REFLECTIONS ON HUNGER
For Hassan, fasting has taken on special significance in light of the drought in the Horn of Africa, which has struck her parents' native Somalia, leaving millions with limited access to food or water.
“Somalia is a place where droughts happen with frequency, but this is unprecedented,” Hassan says. “When there’s so much hunger we need to be even more dedicated to our fast during Ramadan to be even more cognizant of what it’s like for many people around the world and act accordingly.”
But Hassan mentioned that some malnourished may continue to fast. She draws a distinction between her observance, which includes minimal physical activity during the day, and that of people who continue strenuous activity—such as working in the fields—while experiencing hunger.
“Building empathy through actual experience for people who go hungry is a beautiful thing about Ramadan,” Hassan says. “Whether you’re a king or a poor person, you observe the same. Having felt that, it’s a lot easier to imagine what it’s like for someone else to understand hunger and thirst.”

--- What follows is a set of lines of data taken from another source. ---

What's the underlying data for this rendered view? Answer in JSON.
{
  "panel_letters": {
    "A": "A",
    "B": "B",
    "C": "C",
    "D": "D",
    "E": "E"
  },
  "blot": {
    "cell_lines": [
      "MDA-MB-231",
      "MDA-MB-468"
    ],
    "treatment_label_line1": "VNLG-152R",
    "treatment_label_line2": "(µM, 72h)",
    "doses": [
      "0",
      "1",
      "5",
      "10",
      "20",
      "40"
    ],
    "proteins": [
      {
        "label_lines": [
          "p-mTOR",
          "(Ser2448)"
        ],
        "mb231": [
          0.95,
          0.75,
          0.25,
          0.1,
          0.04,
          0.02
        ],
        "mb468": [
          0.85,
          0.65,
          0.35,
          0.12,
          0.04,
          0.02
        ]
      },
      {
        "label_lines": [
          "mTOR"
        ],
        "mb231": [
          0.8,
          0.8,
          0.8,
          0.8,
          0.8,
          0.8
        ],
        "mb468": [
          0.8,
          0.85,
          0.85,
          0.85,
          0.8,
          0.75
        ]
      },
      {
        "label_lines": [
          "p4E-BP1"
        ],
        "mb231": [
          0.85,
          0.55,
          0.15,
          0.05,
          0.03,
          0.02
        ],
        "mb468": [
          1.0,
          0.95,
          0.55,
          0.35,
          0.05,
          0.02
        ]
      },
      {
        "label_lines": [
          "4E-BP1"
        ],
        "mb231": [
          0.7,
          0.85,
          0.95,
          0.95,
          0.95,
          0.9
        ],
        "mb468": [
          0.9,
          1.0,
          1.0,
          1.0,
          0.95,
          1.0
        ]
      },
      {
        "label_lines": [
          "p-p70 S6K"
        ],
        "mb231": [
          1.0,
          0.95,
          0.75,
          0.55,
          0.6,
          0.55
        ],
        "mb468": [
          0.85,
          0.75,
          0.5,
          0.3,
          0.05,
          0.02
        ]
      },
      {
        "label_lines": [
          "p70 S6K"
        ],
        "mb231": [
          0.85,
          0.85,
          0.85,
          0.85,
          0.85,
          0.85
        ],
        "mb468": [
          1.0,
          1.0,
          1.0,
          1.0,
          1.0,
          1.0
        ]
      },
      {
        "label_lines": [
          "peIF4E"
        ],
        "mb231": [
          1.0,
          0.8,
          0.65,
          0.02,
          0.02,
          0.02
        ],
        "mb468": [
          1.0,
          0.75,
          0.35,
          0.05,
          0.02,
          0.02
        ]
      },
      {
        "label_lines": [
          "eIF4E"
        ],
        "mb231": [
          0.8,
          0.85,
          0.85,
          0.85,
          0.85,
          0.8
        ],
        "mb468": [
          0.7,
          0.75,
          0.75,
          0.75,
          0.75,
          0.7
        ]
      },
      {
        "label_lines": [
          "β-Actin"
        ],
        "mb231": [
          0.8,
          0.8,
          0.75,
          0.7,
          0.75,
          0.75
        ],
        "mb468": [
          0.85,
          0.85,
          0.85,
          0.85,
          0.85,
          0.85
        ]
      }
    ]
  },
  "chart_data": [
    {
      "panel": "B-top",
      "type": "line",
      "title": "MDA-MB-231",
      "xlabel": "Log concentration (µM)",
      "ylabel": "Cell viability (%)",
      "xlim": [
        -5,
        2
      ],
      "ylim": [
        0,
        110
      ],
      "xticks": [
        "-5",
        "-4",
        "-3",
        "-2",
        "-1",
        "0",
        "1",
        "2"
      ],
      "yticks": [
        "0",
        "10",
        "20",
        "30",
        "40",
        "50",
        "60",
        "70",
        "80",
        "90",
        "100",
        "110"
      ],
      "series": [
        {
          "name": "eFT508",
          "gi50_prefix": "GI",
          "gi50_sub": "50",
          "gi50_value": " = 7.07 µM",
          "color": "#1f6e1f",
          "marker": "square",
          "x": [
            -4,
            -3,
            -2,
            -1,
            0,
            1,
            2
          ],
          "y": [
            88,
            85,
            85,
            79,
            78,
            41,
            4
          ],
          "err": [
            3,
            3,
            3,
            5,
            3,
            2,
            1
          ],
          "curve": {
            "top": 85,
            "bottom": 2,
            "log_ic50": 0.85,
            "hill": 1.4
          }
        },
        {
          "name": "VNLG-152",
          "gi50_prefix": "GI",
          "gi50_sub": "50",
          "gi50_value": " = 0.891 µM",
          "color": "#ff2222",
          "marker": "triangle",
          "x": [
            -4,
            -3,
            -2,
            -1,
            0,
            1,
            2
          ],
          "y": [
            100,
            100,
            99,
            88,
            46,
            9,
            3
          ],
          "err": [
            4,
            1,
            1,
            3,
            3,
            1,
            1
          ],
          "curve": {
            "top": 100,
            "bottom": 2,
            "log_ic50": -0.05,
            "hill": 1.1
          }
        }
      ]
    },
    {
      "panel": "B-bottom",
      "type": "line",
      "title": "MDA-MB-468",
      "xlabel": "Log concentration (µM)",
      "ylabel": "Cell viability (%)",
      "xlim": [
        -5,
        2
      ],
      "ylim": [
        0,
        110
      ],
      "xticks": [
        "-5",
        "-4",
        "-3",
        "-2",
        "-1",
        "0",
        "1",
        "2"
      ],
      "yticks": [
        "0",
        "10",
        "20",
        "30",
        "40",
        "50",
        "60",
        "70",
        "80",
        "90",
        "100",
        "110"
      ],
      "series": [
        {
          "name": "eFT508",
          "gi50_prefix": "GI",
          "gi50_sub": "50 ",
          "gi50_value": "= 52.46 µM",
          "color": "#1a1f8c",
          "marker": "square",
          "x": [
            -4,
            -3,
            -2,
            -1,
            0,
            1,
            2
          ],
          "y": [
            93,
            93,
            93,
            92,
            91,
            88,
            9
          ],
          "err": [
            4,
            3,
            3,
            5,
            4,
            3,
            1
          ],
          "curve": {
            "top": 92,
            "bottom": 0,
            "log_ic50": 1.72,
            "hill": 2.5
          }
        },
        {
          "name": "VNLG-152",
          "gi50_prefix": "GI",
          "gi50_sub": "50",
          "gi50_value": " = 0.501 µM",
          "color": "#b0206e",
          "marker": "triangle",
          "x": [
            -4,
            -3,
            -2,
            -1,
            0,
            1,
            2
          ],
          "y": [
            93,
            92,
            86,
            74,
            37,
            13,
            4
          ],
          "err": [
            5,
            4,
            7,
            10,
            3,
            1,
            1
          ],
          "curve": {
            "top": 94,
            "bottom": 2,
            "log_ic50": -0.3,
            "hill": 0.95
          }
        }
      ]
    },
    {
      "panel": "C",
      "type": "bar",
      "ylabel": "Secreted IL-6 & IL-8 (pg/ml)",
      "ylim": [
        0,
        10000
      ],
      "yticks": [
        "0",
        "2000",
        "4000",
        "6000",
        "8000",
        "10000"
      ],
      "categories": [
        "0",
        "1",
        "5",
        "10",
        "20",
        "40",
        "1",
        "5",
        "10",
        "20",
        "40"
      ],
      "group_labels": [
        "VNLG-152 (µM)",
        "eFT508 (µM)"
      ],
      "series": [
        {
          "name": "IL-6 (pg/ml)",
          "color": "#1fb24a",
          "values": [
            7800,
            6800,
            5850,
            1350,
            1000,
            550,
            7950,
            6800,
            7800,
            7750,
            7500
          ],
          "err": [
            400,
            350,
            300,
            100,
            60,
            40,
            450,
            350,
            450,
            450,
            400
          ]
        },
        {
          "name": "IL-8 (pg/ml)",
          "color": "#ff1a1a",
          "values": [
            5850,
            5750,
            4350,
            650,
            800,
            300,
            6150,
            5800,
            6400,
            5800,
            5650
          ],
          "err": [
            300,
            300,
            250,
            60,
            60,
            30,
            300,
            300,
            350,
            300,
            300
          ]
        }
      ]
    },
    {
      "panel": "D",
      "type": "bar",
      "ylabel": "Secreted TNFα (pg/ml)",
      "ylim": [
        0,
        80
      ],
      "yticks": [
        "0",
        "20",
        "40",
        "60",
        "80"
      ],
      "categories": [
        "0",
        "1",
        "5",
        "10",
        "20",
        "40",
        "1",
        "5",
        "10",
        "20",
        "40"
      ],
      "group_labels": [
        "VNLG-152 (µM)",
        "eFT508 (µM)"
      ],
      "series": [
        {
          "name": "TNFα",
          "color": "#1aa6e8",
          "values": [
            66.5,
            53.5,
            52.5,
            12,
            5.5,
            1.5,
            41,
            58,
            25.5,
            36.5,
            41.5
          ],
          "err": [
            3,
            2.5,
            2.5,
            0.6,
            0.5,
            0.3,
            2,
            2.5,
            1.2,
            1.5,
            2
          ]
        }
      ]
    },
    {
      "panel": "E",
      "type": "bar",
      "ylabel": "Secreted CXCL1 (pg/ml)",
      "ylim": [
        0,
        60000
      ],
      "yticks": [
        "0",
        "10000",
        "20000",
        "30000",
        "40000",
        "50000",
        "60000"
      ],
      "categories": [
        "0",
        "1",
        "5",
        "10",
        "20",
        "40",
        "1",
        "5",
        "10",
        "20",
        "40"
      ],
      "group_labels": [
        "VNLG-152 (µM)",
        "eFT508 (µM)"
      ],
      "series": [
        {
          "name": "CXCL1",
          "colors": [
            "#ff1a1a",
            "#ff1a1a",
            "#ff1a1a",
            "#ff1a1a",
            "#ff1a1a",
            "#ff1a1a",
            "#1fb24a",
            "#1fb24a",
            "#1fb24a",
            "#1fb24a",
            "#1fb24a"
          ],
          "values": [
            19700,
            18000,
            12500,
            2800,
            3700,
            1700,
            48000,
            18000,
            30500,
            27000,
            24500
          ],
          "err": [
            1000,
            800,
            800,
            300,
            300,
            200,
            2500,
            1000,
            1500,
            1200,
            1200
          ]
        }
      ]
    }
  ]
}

Hassan says that this empathy inspires charitable acts, making Ramadan known as a month of giving. Yasin connects empathy to spirituality, explaining that Ramadan provokes God-consciousness whereby he is reminded of his faith when he feels affected by the fast. He calls fasting “a spiritual refocusing” which facilitates remembrance of the interconnectedness of God in his life.
But hunger is only part of the experience of Ramadan. Iftar—breaking the fast—remains an important element. In Hassan’s family, it includes preparation of almost two hours, after which relatives gather for a countdown as the sun sets.
“We say ‘Three minutes! Two minutes! Time to eat!” she says.
While meals vary, one of Hassan’s favorites includes a rare Somali food, which resembles a donut, accompanied with a mango watermelon salad. The table is set with a cucumber and tomato salad, dates and milk.
“It’s pretty colorful, and I’m pretty thankful,” Hassan says.
FINISHING THE HOLIDAY
For Fall, last year’s Eid—her first in the United States—was strange. In the early morning of the day after Ramadan’s end, she gathered with other students in Roxbury to pray.
“After that I came back and went to class,” Fall says. “This was shocking, because all my life I had Eid as a holiday.”
On Eid this year, Yasin will go to prayers, accompanied with his friends from HIS, but he plans to skip out on the first day of classes. He will visit his family and celebrate in a week or two with HIS members again in the evening for an Eid banquet.
“For Eid, I’ll be home with my family,” says Fall. But after spending half the holiday in her home, she will spend the other half on a plane, coming back to Harvard.